More than 90% of the business leaders expect M&A activity to increase over the next two years as Asian corporations branch out to neighbouring countries, as well as the regional and global markets.
M&A is driven largely by a supportive funding environment and the desire to tap into the vast populations of emerging Asia, specifically China and India, while market entry into frontier markets in Southeast Asia, such as Vietnam and Myanmar, is another driving factor.
Asian buyers are also increasingly looking outside their own markets for high-growth and/or low-cost economies to secure bargain acquisitions, new technology, expertise and new growth streams to combat rising cost pressures and shrinking margins.
Most of the M&A is expected to be in manufacturing and industrial sectors because consolidation is under way. IT, communication and other companies are also looking to acquire the latest technology to increase their competitive edge, Mr Taylor said.
Mr Seib also noted that a lot of Chinese and Indian concerns are pursuing deals in advanced markets such as the US and EU as opposed to the regional market. "But there is a lot of discussion by Indian and Chinese investors who are looking to come into the Southeast Asian region and particularly in Thailand," he added.

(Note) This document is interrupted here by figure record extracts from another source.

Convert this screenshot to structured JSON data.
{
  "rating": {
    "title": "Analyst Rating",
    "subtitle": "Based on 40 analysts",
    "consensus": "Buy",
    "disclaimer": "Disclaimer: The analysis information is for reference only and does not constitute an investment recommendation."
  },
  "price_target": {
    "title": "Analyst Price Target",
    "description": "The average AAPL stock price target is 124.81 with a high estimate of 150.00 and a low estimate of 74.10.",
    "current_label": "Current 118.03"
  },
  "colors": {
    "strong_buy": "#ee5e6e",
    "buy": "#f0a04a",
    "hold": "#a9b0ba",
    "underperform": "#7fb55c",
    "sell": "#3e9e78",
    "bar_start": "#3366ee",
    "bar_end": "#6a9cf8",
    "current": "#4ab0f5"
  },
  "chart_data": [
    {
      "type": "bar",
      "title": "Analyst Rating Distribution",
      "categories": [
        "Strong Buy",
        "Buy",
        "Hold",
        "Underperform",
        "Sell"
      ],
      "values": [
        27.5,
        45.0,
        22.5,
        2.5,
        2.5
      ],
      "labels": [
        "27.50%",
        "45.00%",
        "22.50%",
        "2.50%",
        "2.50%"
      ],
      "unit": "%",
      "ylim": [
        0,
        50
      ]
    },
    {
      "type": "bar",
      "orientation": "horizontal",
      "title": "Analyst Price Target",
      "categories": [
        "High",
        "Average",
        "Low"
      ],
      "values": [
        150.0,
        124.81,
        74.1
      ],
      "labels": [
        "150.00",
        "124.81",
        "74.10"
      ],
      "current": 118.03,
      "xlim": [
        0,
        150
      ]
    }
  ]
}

With new technologies and cross-border expansion come new regulations, and complying with them is putting more pressure on executives.
"The changing nature of business today, where a lot of it is going to be driven by digital technology, means that technologies are now developing faster than the current laws can keep up with and it is one of the main driving forces behind the regulatory changes," Mr Taylor said.
More than 90% of executives from financial institutions, consumer goods and retail expect their industry to see major technological disruption in the next two years.
Unsurprisingly, innovation and cyber security are the main challenges for IT, communication and financial institutions where protecting customer data has become vital. There is a need for innovation to drive new product development and compete against new challenges such as fintech.
"In terms of the major tech disruptions, we can see that a lot of it is coming from fintech so these are young upstarts that are coming to challenge traditional banks, lenders and insurance providers, while consumer mobile payment platforms are also coming into play," Mr Taylor said.
"For ITC, the buzzword is now blockchain."
For companies in consumer goods and manufacturing, pressure on costs from volatile commodity prices and rising competition from regional and international peers is a growing headache.
"That technology is at the top of the list (of complexities) is probably not a surprise to many, but the number of companies that expect disruption by competitive technology in just the next two years should give pause to any corporates that see themselves as immune to these factors," Mr Seib said.